After breakfast this morning I was chatting with Michael and Sharon, a really nice couple from New York who are visiting Port d’Hiver Bed and Breakfast for the first time and staying in the Windward Suite. Having recently bought a new house, they were excited to tour the grounds and other guest rooms, talk about the design of our Melbourne Beach B&B and get inspiration for their new project. Cocoa Beach Bed & Breakfast

Our first stop after the dining room, is the garden courtyard just outside. The ground under our feet is covered in old Chicago bricks and red petals from the giant bougainvillea that looks over the garden. In the corner is the rocky old fountain made of coquina from the beach across the street and the remains of a stone overseer’s bench with woman’s face and winged body. But instead of a wooden seat, a cabbage palm grows, covered with the spiky arms and huge white flowers of a Night Blooming Cereus.

Cocoa Beach B&BAbove the garden is the New Orleans-like balcony of Dianne’s Room with its intricate scrollwork panels of vines and passionflowers, a deeply southern and meaningful image that has been used for centuries in European art and architecture.

As I look at the viney ironwork and discuss the courtyard with Michael and Sharon, I can’t help but think of the book A High Wind in Jamaica by Richard Hughes. In the early years, before the house became the Melbourne Beach Bed and Breakfast guests know today, the courtyard’s big bougainvillea and purple allamanda had twisted and grown together untamed for more than forty years so that you could not tell one from the next. Cocoa Beach Bed and BreakfastThey grew over the fence and around the porch rails and through the gaps in the house’s siding. As we took apart the bead board ceilings to update the old cloth wiring, inside we found vines and tendrils winding through the walls all the way to the second floor as though the house and plants were all one big organic structure growing up together from the ground. This, combined with all that we were learning about the Brown family and others who had lived in the house on Ocean Avenue throughout the years, made it seem as though the lines between inside and outside were blurring like Hughes’ dreamy depiction of 19th century British colonial island life: plantation, barefoot children, tabby cats,  jungle palms, southern sun and sea whipped and shaken and spun together into a beautiful wild adventure.
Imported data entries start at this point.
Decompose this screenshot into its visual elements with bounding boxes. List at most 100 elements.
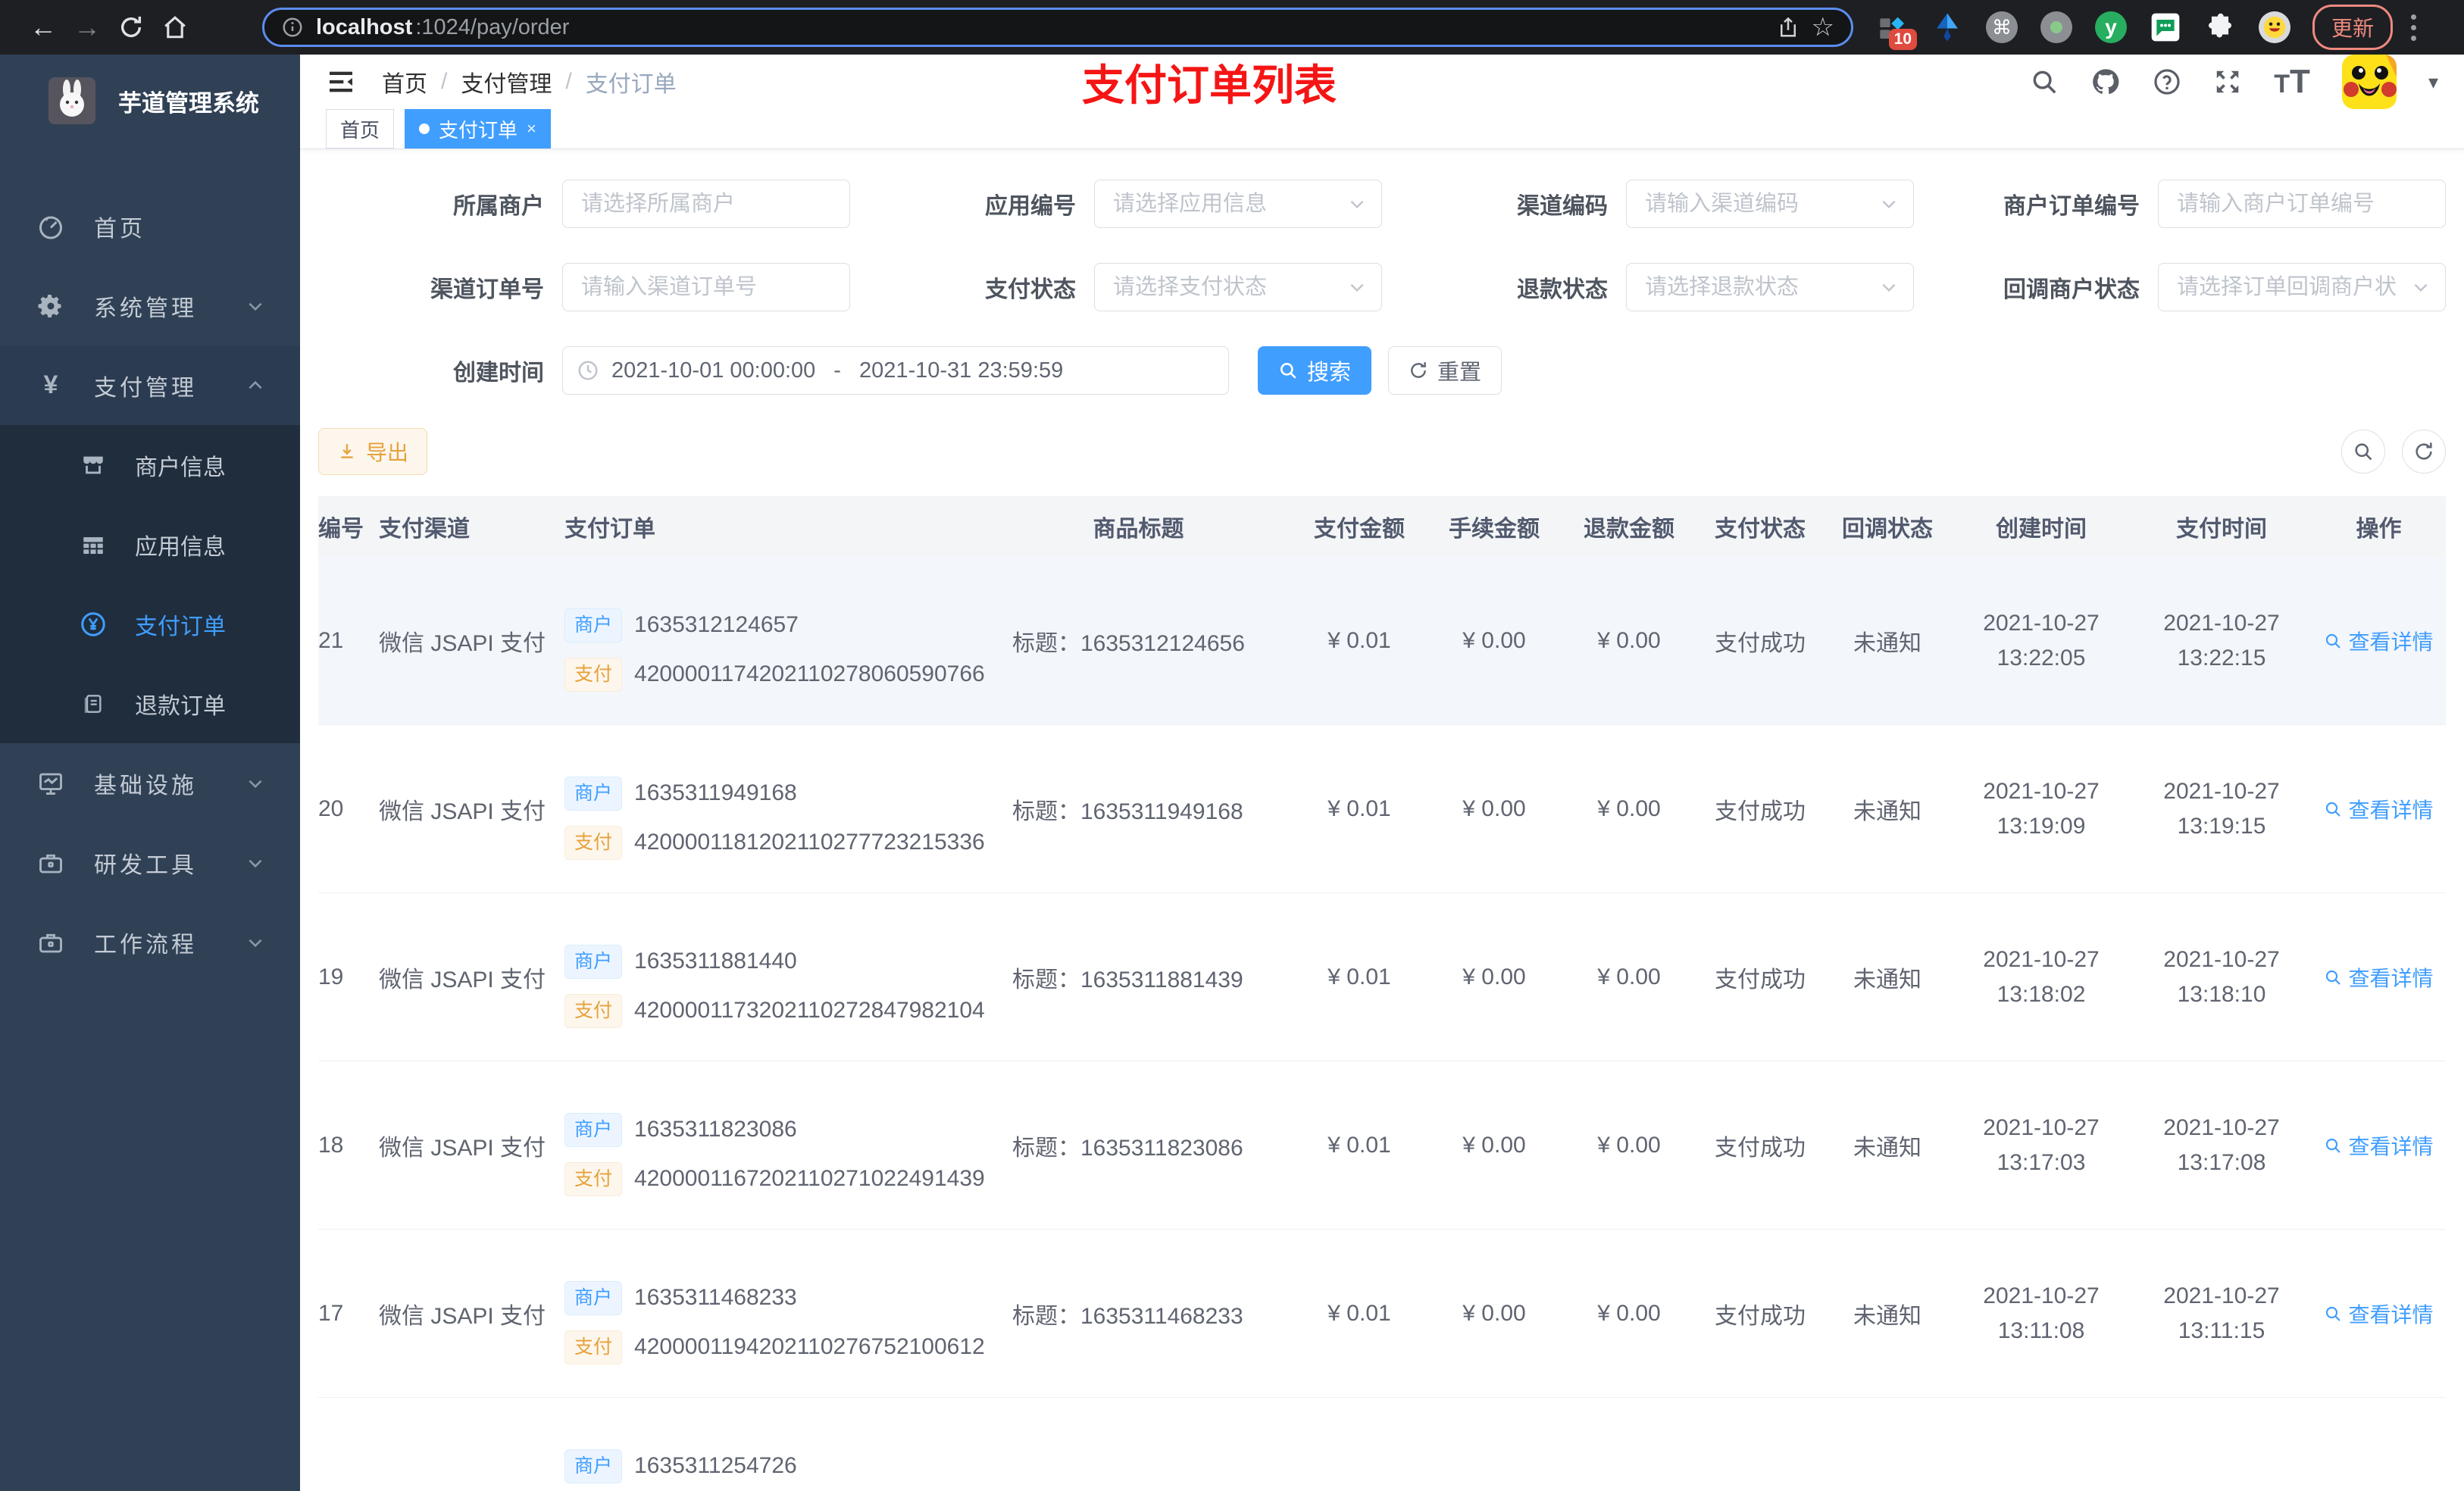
notify-status-select[interactable] [2158,263,2446,311]
search-icon [2326,970,2341,985]
view-detail-link[interactable]: 查看详情 [2324,794,2434,824]
site-info-icon[interactable] [281,16,304,39]
export-button[interactable]: 导出 [318,428,428,475]
sidebar-item-home[interactable]: 首页 [0,186,300,266]
filter-refund-status: 退款状态 [1382,263,1914,311]
view-detail-link[interactable]: 查看详情 [2324,1299,2434,1329]
app-select-input[interactable] [1094,180,1382,228]
view-detail-link[interactable]: 查看详情 [2324,1130,2434,1161]
channel-order-no-input[interactable] [562,263,850,311]
pay-order-cell: 商户 1635311254726 支付 [564,1398,985,1491]
reset-button[interactable]: 重置 [1388,346,1502,395]
notify-status: 未通知 [1853,630,1921,656]
filter-notify-status: 回调商户状态 [1914,263,2446,311]
merchant-select-input[interactable] [562,180,850,228]
extension-dot-icon[interactable] [2040,11,2073,44]
pay-tag: 支付 [564,657,623,692]
sidebar-item-system[interactable]: 系统管理 [0,266,300,345]
extension-emoji-icon[interactable] [2258,11,2291,44]
order-id: 20 [318,796,344,821]
sidebar-item-dev-tools[interactable]: 研发工具 [0,823,300,902]
view-detail-link[interactable]: 查看详情 [2324,626,2434,656]
breadcrumb-home[interactable]: 首页 [382,65,427,98]
pay-order-line: 支付 4200001174202110278060590766 [564,657,985,692]
channel-code-input[interactable] [1626,180,1914,228]
merchant-tag: 商户 [564,1280,623,1315]
share-icon[interactable] [1777,16,1800,39]
sidebar-item-workflow[interactable]: 工作流程 [0,902,300,982]
fee-amount: ¥ 0.00 [1462,1132,1526,1158]
reload-icon[interactable] [109,5,153,49]
extension-kite-icon[interactable] [1931,11,1964,44]
sidebar-fold-icon[interactable] [326,67,356,97]
avatar-caret-icon[interactable]: ▾ [2428,70,2438,94]
filter-merchant-order-no: 商户订单编号 [1914,180,2446,228]
pay-time: 13:17:08 [2177,1149,2266,1175]
sidebar-logo[interactable]: 芋道管理系统 [0,55,300,147]
sidebar-item-merchant-info[interactable]: 商户信息 [0,425,300,505]
date-range-picker[interactable]: 2021-10-01 00:00:00 - 2021-10-31 23:59:5… [562,346,1229,395]
browser-menu-icon[interactable] [2411,14,2417,41]
sidebar-item-app-info[interactable]: 应用信息 [0,505,300,584]
filter-date-row: 创建时间 2021-10-01 00:00:00 - 2021-10-31 23… [318,346,2446,395]
tag-home[interactable]: 首页 [326,109,395,148]
refund-status-select[interactable] [1626,263,1914,311]
extension-tabs-icon[interactable]: 10 [1876,11,1917,50]
sidebar-item-pay-order[interactable]: 支付订单 [0,584,300,664]
sidebar-item-label: 商户信息 [135,455,226,480]
tag-pay-order[interactable]: 支付订单 × [405,109,551,148]
chevron-down-icon [245,296,265,316]
forward-icon[interactable]: → [65,5,109,49]
merchant-order-line: 商户 1635311254726 [564,1449,797,1483]
help-icon[interactable] [2153,67,2181,96]
pay-order-line: 支付 4200001194202110276752100612 [564,1330,985,1364]
breadcrumb-separator: / [441,69,448,94]
create-time: 13:11:08 [1997,1318,2085,1343]
table-row: 17 微信 JSAPI 支付 商户 1635311468233 支付 42000… [318,1230,2446,1398]
refund-amount: ¥ 0.00 [1597,1300,1661,1326]
extension-row: 10 ⌘ y [1876,11,2291,50]
orders-table: 编号 支付渠道 支付订单 商品标题 支付金额 手续金额 退款金额 支付状态 回调… [318,496,2446,1491]
main-panel: 首页 / 支付管理 / 支付订单 支付订单列表 TT ▾ 首页 支付订单 × 所… [300,55,2464,1491]
merchant-order-line: 商户 1635311468233 [564,1280,797,1315]
refresh-table-button[interactable] [2402,430,2446,474]
github-icon[interactable] [2090,67,2121,97]
chevron-down-icon [2411,277,2431,297]
breadcrumb-payment[interactable]: 支付管理 [461,65,552,98]
filter-label: 渠道编码 [1517,194,1608,219]
search-button[interactable]: 搜索 [1258,346,1372,395]
pay-status-select[interactable] [1094,263,1382,311]
active-dot [419,123,430,134]
extension-puzzle-icon[interactable] [2203,11,2237,44]
extension-cmd-icon[interactable]: ⌘ [1985,11,2018,44]
back-icon[interactable]: ← [21,5,65,49]
browser-update-button[interactable]: 更新 [2312,5,2394,50]
table-toolbar: 导出 [318,428,2446,475]
merchant-order-no-input[interactable] [2158,180,2446,228]
fullscreen-icon[interactable] [2213,67,2242,96]
extension-chat-icon[interactable] [2149,11,2182,44]
extension-y-icon[interactable]: y [2094,11,2128,44]
pay-time-cell: 2021-10-27 13:11:15 [2131,1279,2312,1349]
pay-date: 2021-10-27 [2163,778,2280,804]
cmd-glyph: ⌘ [1986,11,2018,43]
view-detail-label: 查看详情 [2348,798,2434,822]
pay-order-cell: 商户 1635311823086 支付 42000011672021102710… [564,1061,985,1229]
address-bar[interactable]: localhost :1024/pay/order ☆ [262,8,1853,47]
view-detail-link[interactable]: 查看详情 [2324,962,2434,992]
avatar[interactable] [2341,55,2397,109]
toggle-search-button[interactable] [2341,430,2385,474]
tag-close-icon[interactable]: × [527,119,536,139]
sidebar-item-payment[interactable]: ¥ 支付管理 [0,345,300,425]
pay-time: 13:11:15 [2178,1318,2265,1343]
sidebar-item-infra[interactable]: 基础设施 [0,743,300,823]
dashboard-icon [35,213,67,240]
font-size-icon[interactable]: TT [2274,63,2310,101]
sidebar-item-refund-order[interactable]: 退款订单 [0,664,300,743]
search-icon[interactable] [2030,67,2059,96]
bookmark-star-icon[interactable]: ☆ [1812,12,1834,42]
breadcrumb-separator: / [565,69,572,94]
home-icon[interactable] [153,5,197,49]
action-cell: 查看详情 [2312,1130,2446,1161]
product-title: 标题：1635311949168 [1012,799,1243,824]
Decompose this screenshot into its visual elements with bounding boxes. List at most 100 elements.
Cocoa Beach Bed and Breakfast“As they followed the lane toward the sea they came to a place where, yesterday, a fair sized spring had bubbled up by the roadside. Now it was dry. But even as they passed a kind of gout of water gushed forth: and then it was dry again, although gurgling inwardly to itself. But the cavalcade were hot, far too hot to speak to one another they sat their ponies as loosely as possible, longing for the sea.”

In addition to the historic photos of the Brown family that guests find hanging on the walls here at our Bed and Breakfast in Melbourne Beach, I’ve often thought of framing passages like the one above from A High Wind in Jamaica. But in the end I wasn’t sure if people would understand and find them beautiful or maybe just think we were a little strange.